GEORGE TOWN – Farming activities on Penang island’s pristine and sensitive hills have reached worrying levels, becoming particularly rampant during the various phases of lockdowns and movement control orders (MCOs).
According to non-governmental organisation Penang Hills Watch, large plots of land, including forests, were cleared over a short period of time during the MCO last year.
Its co-founder, Rexy Prakash Chacko, said the farming activities are conducted by private landowners.
In some cases, the landowners had failed to obtain necessary approvals and permits to clear the ground for crop planting and replanting.
He said that the NGO received numerous reports on this issue last year.
“However, there are also cases involving farms that start off operating legally within their specified land, and then expand and encroach into neighbouring lands,” he said.
“There were also cases where they encroached into state land and forest reserve land,” he told The Vibes.

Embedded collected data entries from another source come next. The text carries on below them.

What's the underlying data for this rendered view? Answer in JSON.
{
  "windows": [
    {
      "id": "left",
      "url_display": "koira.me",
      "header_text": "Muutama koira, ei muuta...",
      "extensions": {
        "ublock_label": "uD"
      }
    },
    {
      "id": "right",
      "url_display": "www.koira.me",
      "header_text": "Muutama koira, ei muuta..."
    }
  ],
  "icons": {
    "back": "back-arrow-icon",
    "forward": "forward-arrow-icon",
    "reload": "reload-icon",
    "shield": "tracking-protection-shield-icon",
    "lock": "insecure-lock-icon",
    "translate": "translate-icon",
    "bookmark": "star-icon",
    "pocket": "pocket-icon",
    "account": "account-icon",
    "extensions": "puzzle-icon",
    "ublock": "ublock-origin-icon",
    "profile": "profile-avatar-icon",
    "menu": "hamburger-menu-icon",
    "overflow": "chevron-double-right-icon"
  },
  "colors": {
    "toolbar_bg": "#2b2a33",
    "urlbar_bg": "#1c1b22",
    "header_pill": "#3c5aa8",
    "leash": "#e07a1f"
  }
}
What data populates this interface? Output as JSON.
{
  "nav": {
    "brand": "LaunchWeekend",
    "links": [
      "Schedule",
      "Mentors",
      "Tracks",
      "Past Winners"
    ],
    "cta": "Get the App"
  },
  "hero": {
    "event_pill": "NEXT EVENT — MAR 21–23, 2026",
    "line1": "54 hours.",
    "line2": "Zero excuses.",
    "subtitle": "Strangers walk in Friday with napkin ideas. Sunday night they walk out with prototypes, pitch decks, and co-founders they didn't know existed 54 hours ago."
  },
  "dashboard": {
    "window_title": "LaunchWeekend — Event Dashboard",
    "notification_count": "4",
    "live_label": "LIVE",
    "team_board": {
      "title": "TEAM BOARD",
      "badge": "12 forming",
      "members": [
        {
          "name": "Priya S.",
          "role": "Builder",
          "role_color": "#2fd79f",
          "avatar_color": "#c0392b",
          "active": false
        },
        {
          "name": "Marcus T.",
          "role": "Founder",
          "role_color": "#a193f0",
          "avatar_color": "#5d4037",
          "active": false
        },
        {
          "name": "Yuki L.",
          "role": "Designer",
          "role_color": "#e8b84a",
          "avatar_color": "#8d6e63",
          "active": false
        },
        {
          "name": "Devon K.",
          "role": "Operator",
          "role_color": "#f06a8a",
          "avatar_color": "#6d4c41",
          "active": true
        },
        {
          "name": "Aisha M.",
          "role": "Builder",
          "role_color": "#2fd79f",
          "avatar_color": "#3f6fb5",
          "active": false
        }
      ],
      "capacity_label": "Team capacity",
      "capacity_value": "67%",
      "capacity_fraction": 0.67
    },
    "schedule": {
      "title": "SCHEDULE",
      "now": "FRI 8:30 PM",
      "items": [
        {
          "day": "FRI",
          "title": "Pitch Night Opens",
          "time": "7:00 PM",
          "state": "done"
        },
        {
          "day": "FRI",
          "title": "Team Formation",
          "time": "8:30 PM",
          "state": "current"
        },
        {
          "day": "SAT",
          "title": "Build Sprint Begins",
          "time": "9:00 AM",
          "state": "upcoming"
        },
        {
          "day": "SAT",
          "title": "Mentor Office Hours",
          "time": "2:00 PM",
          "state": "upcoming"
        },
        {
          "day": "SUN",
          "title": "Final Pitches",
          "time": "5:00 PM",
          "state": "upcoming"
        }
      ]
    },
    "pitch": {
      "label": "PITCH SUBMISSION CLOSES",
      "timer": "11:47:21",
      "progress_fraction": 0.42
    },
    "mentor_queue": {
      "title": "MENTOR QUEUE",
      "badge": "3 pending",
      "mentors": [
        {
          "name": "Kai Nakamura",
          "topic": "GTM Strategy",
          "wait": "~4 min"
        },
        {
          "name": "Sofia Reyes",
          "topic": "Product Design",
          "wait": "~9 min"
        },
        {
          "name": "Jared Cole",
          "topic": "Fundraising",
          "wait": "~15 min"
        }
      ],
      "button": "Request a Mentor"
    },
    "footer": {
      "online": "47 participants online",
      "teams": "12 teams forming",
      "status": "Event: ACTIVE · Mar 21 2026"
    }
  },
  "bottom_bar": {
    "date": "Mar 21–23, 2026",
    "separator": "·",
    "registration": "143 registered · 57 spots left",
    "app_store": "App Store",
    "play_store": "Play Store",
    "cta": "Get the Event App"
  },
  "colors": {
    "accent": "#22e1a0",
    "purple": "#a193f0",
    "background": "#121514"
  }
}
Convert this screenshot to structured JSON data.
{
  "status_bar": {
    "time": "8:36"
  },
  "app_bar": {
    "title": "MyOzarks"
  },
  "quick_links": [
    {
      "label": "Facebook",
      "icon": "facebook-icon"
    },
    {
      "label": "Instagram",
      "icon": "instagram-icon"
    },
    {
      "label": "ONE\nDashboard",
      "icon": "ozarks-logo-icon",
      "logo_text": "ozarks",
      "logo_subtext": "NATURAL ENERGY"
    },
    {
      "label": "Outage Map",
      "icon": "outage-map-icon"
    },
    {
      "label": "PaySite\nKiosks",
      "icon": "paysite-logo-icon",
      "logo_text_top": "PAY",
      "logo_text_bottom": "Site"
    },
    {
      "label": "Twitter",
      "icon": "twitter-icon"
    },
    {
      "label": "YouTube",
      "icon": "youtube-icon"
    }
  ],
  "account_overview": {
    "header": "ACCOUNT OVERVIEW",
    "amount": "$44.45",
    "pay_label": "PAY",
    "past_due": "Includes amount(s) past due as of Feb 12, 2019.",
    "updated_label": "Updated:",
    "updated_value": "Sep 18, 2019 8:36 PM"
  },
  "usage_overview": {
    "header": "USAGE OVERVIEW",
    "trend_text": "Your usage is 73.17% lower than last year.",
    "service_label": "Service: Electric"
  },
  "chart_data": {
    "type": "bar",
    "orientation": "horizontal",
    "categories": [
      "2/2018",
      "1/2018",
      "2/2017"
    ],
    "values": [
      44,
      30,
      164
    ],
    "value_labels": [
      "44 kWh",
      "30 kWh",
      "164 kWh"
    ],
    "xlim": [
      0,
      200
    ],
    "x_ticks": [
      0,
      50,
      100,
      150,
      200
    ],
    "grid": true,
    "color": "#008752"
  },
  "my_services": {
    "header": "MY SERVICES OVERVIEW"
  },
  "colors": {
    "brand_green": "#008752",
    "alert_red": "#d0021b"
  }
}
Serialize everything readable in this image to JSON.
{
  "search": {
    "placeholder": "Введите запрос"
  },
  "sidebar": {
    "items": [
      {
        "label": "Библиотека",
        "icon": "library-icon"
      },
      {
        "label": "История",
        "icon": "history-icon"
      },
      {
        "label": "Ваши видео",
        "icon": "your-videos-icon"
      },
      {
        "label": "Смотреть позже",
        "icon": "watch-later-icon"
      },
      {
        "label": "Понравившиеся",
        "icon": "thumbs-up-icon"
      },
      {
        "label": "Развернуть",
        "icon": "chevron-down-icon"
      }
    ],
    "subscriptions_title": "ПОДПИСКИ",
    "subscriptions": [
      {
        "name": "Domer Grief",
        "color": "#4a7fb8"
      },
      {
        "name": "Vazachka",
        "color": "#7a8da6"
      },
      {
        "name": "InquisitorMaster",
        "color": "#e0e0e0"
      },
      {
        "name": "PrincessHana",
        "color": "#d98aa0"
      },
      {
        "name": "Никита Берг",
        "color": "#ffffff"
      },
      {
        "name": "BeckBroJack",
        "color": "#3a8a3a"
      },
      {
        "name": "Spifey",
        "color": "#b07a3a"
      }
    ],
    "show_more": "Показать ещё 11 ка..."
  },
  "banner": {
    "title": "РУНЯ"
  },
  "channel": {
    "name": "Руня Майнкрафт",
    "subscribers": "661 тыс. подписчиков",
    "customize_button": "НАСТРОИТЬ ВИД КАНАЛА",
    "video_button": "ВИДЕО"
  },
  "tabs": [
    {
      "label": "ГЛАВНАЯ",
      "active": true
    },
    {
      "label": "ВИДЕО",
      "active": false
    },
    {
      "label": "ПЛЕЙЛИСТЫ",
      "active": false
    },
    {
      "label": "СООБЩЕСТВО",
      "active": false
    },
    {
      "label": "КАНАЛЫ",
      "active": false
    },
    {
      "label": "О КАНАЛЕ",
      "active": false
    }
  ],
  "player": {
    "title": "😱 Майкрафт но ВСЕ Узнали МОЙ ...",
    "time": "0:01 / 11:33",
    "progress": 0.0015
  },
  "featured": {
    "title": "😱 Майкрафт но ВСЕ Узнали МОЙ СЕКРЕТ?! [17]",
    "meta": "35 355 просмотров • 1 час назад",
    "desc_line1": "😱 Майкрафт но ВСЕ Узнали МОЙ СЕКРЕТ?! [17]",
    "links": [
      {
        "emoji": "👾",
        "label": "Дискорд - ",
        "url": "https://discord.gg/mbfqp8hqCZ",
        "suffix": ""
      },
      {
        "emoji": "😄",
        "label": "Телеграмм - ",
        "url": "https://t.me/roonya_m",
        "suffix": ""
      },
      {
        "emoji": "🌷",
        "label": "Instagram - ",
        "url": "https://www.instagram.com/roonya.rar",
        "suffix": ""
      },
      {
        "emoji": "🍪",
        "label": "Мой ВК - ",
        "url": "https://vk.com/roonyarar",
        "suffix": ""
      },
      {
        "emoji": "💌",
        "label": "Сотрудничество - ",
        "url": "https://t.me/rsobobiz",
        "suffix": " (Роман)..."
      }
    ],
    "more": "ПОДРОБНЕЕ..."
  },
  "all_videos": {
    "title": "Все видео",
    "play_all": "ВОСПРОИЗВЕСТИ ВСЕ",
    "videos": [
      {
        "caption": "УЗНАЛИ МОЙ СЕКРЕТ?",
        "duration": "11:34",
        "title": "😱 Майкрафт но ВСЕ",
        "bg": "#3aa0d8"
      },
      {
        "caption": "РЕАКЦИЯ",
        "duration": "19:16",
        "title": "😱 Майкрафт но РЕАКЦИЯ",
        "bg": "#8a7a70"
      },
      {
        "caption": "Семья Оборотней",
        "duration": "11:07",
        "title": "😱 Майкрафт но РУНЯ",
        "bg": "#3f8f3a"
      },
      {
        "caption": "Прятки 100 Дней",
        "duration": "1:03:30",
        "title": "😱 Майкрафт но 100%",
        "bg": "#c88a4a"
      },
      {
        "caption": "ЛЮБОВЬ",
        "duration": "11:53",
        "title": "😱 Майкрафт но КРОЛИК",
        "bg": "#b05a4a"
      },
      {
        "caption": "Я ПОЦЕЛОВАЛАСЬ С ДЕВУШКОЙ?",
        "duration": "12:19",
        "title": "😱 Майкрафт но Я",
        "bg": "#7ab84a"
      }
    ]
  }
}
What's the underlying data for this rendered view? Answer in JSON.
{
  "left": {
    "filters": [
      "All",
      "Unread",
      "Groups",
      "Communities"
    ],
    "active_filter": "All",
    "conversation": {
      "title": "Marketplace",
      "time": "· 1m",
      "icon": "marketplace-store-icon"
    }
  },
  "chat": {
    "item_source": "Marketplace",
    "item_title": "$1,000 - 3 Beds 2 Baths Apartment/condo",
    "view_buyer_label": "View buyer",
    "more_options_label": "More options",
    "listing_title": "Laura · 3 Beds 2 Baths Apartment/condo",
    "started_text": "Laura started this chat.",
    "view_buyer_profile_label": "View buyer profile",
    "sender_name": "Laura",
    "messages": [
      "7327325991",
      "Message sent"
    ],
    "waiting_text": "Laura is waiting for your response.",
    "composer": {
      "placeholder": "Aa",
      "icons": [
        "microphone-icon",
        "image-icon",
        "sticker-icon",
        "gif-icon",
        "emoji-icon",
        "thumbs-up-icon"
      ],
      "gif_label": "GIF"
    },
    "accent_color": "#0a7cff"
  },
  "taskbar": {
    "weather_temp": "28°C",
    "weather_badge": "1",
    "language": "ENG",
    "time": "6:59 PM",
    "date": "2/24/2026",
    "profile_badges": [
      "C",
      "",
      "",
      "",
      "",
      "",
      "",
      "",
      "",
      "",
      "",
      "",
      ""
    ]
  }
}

Penang Hills Watch is an initiative by the Penang Forum coalition of NGOs to keep watch, document and map out activities that affect hills in the state.
Rexy said this when commenting on the Penang Island City Council’s (MBPP) discovery of illegal farming on hills near Paya Terubong in Ayer Itam recently.
MBPP was scheduled to take the journalists to the site in July, but this was called off for undisclosed reasons.
Rexy said that the issue of forest land encroachment for farming is acknowledged as one of the nine problems and issues plaguing Penang Hill in the draft of the Penang Hill Special Area Plan (SAP) 2020.

Illegal farming activities take place over an extended period of time, with farms slowly encroaching into state lands.
He added that hill clearing, whether approved or illegal, is not a new issue as it has been there for a long time.
However, since last year, Penang Hills Watch has been receiving reports of such cases involving large plots of land being rapidly cleared during the lockdowns and MCO periods.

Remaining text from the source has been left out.